Mirrors :class:`~pantr.bspline.SpanwiseElementExtraction`: it is constructed from a
space and a ``target`` reference basis, caches the single-level per-level extractions,
and exposes per-element operators via :meth:`operator`. Because hierarchical
refinement introduces a non-constant number of active functions per cell (and the
hierarchical basis is not of tensor-product structure), the operators are ragged
across cells; there is consequently no constant-shape ``tabulate`` / ``ops_1d``.

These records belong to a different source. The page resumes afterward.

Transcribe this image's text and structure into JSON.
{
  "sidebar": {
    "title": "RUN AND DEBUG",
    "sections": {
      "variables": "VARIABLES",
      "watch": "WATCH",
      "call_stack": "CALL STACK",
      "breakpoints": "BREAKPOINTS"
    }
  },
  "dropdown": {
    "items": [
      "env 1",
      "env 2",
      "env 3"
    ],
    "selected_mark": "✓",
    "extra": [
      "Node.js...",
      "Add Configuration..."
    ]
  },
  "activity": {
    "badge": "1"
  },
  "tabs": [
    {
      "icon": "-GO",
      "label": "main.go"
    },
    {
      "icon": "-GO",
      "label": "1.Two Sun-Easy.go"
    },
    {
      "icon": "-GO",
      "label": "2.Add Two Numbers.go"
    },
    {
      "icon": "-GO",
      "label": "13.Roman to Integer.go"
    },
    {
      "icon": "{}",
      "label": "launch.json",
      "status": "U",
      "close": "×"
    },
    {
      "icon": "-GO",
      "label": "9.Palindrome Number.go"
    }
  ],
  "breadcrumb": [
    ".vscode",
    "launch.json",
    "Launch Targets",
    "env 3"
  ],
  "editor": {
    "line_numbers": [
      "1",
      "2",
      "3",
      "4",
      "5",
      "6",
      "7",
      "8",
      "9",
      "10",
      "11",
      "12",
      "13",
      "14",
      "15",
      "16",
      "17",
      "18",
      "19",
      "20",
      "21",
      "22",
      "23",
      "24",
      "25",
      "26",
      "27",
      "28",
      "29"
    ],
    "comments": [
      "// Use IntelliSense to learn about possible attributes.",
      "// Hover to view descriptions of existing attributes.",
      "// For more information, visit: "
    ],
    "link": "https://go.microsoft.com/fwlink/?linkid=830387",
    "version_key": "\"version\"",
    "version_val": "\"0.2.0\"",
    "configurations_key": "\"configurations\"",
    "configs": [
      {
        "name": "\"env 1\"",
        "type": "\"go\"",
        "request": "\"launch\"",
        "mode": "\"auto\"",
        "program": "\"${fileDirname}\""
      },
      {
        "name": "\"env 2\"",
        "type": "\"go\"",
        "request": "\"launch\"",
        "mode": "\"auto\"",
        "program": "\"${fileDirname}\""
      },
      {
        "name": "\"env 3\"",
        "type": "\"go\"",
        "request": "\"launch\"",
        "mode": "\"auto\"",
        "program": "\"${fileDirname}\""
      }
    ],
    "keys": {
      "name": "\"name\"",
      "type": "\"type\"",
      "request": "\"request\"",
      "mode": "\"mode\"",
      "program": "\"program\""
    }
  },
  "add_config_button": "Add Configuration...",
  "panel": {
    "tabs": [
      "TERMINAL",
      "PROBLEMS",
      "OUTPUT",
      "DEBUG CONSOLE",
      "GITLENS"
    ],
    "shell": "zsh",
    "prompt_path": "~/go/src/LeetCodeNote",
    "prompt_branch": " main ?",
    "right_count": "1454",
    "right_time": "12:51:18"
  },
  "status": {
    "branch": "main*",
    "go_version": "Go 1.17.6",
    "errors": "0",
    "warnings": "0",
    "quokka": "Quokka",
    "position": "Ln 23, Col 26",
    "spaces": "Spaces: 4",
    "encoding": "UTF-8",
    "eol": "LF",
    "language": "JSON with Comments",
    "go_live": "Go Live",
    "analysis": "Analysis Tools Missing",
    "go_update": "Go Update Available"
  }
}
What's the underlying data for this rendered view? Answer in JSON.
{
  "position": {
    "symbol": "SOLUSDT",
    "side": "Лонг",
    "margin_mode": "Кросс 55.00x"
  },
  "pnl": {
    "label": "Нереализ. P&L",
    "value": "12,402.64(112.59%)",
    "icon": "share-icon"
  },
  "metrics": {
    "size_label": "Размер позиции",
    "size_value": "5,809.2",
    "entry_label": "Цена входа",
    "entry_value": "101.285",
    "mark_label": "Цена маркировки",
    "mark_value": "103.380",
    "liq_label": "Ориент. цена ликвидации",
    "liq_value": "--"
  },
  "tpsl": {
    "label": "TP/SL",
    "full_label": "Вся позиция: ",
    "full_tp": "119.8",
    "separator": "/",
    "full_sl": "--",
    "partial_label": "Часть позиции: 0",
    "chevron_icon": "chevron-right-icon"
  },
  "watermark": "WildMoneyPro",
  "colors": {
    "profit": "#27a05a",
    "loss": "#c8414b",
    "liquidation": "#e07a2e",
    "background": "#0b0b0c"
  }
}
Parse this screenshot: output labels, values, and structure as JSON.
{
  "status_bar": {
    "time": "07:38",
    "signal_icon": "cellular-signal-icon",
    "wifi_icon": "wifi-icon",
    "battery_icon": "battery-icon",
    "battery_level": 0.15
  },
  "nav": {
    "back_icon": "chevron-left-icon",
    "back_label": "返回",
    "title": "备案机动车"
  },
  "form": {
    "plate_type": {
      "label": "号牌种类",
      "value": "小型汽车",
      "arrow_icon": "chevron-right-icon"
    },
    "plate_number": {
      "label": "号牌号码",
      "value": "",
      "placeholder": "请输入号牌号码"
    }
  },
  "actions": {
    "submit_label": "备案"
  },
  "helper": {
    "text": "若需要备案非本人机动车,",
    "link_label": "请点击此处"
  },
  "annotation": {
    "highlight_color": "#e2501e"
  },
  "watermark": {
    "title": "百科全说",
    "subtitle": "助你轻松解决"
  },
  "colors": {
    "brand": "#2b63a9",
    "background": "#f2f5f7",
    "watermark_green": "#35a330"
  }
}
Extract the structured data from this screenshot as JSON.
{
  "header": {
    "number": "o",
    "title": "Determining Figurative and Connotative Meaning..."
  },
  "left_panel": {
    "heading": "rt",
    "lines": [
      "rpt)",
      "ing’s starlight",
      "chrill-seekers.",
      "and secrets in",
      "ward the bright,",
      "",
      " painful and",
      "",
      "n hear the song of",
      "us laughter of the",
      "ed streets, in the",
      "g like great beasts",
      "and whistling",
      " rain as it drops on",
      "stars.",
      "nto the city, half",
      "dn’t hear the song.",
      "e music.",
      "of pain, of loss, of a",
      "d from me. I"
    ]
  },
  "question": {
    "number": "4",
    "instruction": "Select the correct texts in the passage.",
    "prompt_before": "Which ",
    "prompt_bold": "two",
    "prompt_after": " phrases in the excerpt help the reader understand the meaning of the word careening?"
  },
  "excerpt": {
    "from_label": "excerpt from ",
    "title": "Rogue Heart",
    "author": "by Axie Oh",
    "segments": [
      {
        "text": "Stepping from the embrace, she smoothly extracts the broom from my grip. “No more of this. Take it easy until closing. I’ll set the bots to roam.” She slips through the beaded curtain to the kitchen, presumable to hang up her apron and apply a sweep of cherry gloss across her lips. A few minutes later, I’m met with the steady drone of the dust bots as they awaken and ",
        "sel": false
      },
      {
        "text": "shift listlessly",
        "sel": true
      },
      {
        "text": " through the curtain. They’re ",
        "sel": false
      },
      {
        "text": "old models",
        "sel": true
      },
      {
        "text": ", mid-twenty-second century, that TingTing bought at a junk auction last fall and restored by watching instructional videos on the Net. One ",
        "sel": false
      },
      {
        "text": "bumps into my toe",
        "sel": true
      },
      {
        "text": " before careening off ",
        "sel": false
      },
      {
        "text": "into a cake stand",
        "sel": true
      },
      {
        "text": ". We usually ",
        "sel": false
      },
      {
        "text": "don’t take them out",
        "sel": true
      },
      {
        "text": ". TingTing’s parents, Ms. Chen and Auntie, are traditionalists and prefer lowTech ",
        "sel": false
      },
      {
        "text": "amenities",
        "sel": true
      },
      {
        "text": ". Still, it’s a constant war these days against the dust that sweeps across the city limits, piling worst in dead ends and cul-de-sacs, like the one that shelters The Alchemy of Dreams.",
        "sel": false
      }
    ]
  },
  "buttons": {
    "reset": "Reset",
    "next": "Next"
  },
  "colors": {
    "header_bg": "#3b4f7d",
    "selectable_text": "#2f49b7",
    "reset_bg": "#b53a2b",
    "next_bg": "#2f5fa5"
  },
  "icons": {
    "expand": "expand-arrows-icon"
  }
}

For a cell with ``K = active_basis(cid).size`` active functions, degree ``p``, and
dimension ``d`` (so ``n = (p + 1) ** d`` single-level functions on the cell):
- :meth:`multilevel_operator` returns :math:`M^\epsilon` of shape ``(K, n)`` mapping
the level-``L`` tensor-product B-splines on the cell to the active hierarchical
functions (independent of ``target``).
- :meth:`operator` returns :math:`C^\epsilon = M^\epsilon E^\epsilon` of shape
``(K, n)`` mapping the ``target`` reference basis (Bernstein on :math:`[0, 1]^d`
for ``"bezier"``) to the active hierarchical functions.
The operators' rows are ordered as :meth:`active_basis` (sorted global dof).
References:
Multi-level Bézier extraction for hierarchical local refinement
:cite:p:`dangella2018multilevel`.
Attributes:
_space (THBSplineSpace): The hierarchical space being extracted.
_target (Target): The single-level reference basis tag.
_oslo (tuple[tuple[npt.NDArray[np.float64], ...], ...]): Cached per-level,
per-direction two-scale (Oslo) matrices; ``_oslo[m][k]`` maps level ``m``
to level ``m+1`` in direction ``k``.
_ext (dict[int, SpanwiseElementExtraction]): Cache of per-level single-level
extractions, built lazily.
_coeffs_cache (dict[tuple[int, tuple[int, ...], int], tuple[tuple[int, ...],
npt.NDArray[np.float64]]]): Memoized ``_element_coeffs`` results keyed
by ``(origin_level, multi, target_level)``. A hierarchical function's
coefficients in a finer level's basis are independent of the cell, but a
function's support covers up to ``(p + 1) ** d`` cells per level, so the
per-cell operators would otherwise recompute each entry many times.
Cached coefficient arrays are frozen read-only.
"""
__slots__ = ("_coeffs_cache", "_ext", "_oslo", "_space", "_target")
[docs]
def __init__(self, space: THBSplineSpace, target: Target = "bezier") -> None:
"""Create a multi-level extraction for a hierarchical space.
Args:
space (THBSplineSpace): The truncated (or non-truncated) hierarchical space.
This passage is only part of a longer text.